Kate Beecroft, USA 2025
Listening to filmmakers share their story about how they came to a project is so diverse and often by chance; so it is with first-time feature director Kate Beecroft. A Los Angeles based director and writer who graduated from Royal Central School of Speech and Drama in London has a knack for “unearthing the magic of those who don’t see talent with themselves.”
Beecroft prefers to street cast her projects. She gravitates toward finding actors from the public, outside of the typical acting agencies. This style of casting allows her to incorporate real people, non-professional individuals into her projects for a sense of authenticity, then helping them to perform as she deems fit for the narrative on camera. Beecroft’s gifting in this area allows her to create a natural quality of storytelling that is relatable to a larger audience, as in her latest project EAST OF WALL.

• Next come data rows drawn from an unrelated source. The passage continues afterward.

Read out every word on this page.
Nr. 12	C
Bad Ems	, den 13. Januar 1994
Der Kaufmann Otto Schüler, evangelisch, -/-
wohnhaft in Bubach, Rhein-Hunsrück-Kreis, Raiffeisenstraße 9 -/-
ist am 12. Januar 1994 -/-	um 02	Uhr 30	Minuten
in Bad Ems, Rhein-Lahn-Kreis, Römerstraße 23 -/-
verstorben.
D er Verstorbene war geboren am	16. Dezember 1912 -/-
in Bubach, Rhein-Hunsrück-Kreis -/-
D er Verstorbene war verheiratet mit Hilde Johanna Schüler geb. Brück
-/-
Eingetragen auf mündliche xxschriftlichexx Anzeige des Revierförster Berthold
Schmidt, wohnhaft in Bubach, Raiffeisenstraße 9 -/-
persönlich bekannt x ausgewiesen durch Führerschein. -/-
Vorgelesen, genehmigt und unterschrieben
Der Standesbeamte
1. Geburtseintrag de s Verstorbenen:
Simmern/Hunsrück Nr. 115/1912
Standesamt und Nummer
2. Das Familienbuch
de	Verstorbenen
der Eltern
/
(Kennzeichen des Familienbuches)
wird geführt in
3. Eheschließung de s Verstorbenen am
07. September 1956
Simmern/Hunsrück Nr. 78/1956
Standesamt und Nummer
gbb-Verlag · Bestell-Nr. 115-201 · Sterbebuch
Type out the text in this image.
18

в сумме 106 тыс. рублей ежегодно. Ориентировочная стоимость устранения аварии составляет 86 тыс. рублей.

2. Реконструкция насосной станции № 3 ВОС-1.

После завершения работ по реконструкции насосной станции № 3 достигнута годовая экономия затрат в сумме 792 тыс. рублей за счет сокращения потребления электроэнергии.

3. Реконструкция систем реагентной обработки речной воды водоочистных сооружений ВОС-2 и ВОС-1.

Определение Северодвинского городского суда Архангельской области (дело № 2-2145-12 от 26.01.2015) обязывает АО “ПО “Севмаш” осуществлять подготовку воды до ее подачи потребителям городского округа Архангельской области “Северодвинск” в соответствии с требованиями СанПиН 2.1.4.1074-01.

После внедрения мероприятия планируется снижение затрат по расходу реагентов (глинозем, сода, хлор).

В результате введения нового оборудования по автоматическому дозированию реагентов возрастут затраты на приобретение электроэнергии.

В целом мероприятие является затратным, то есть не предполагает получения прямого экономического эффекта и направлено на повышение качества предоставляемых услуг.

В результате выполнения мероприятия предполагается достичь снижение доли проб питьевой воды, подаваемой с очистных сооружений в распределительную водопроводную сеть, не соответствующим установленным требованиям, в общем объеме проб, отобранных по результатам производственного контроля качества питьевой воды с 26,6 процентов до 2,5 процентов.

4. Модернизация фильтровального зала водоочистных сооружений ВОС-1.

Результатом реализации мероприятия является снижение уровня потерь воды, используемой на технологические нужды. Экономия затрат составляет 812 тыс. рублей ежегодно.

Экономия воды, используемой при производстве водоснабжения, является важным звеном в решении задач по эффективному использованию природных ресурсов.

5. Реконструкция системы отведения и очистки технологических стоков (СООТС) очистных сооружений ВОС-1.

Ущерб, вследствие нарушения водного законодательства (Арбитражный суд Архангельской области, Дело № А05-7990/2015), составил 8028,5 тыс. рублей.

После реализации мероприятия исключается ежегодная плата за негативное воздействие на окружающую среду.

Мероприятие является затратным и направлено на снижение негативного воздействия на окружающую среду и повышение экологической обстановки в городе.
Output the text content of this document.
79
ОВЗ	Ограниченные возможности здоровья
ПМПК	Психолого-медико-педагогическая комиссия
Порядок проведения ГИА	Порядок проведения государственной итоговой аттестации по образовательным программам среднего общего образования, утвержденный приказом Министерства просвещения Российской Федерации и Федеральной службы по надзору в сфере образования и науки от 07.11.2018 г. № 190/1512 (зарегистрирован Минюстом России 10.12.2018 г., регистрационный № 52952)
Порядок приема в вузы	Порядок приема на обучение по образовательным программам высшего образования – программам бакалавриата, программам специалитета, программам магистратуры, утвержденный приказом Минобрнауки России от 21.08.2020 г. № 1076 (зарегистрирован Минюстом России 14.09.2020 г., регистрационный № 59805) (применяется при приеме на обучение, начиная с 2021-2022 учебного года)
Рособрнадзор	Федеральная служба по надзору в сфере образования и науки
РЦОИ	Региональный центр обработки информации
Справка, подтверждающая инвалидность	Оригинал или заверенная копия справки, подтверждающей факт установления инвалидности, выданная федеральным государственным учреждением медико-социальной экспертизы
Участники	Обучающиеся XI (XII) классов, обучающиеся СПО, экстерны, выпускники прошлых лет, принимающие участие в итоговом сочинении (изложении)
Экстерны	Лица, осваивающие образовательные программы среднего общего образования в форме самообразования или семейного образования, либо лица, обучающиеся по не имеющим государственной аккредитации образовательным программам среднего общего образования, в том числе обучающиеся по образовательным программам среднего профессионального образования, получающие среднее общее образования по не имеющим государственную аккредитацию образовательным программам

While traveling across America, Beecroft found this story by chance after taking a wrong turn on a road in South Dakota. “I pulled up to a rundown ranch and found Tabatha Zimiga and tribe of intimidatingly bold teenage girls thronging out of their trailer, heads half-shaved like warriors,” recalls Beecroft and adding, “eyeing me up and down.” Tabatha welcomed Beecroft and asked, “Want to see some real cowgirl shit?”
This was an invitation that Beecroft was ready to receive and ultimately turned her world upside down for the next three years. Beecroft shares, “They allowed me to be a fly on the wall of their barn and trailer, absorbing every inch of their daily life in order to write this script and teach them how to act.” Adding, “They trusted me to tell their unbelievable story of female resilience, what Tabatha calls, ‘The New West’.”
Beecroft collaborates with professional actors in EAST OF WALL but allows Tabatha and her ranch crew of teenagers to showcase their life in real time. A young, tattooed, rebellious horse trainer, Tabatha, loses her husband too early, leaving her in a financial quandary with a run-down horse ranch, to care for extended family members, while providing sanctuary for a group of teenagers who have lost their way, including her daughter, Porshia.
Beecroft enlightens the audience of a unique portrayal of “how the west is won” in a modern American Western, told by the women and girls who live it and their value of relationships, talent, and kindness to survive.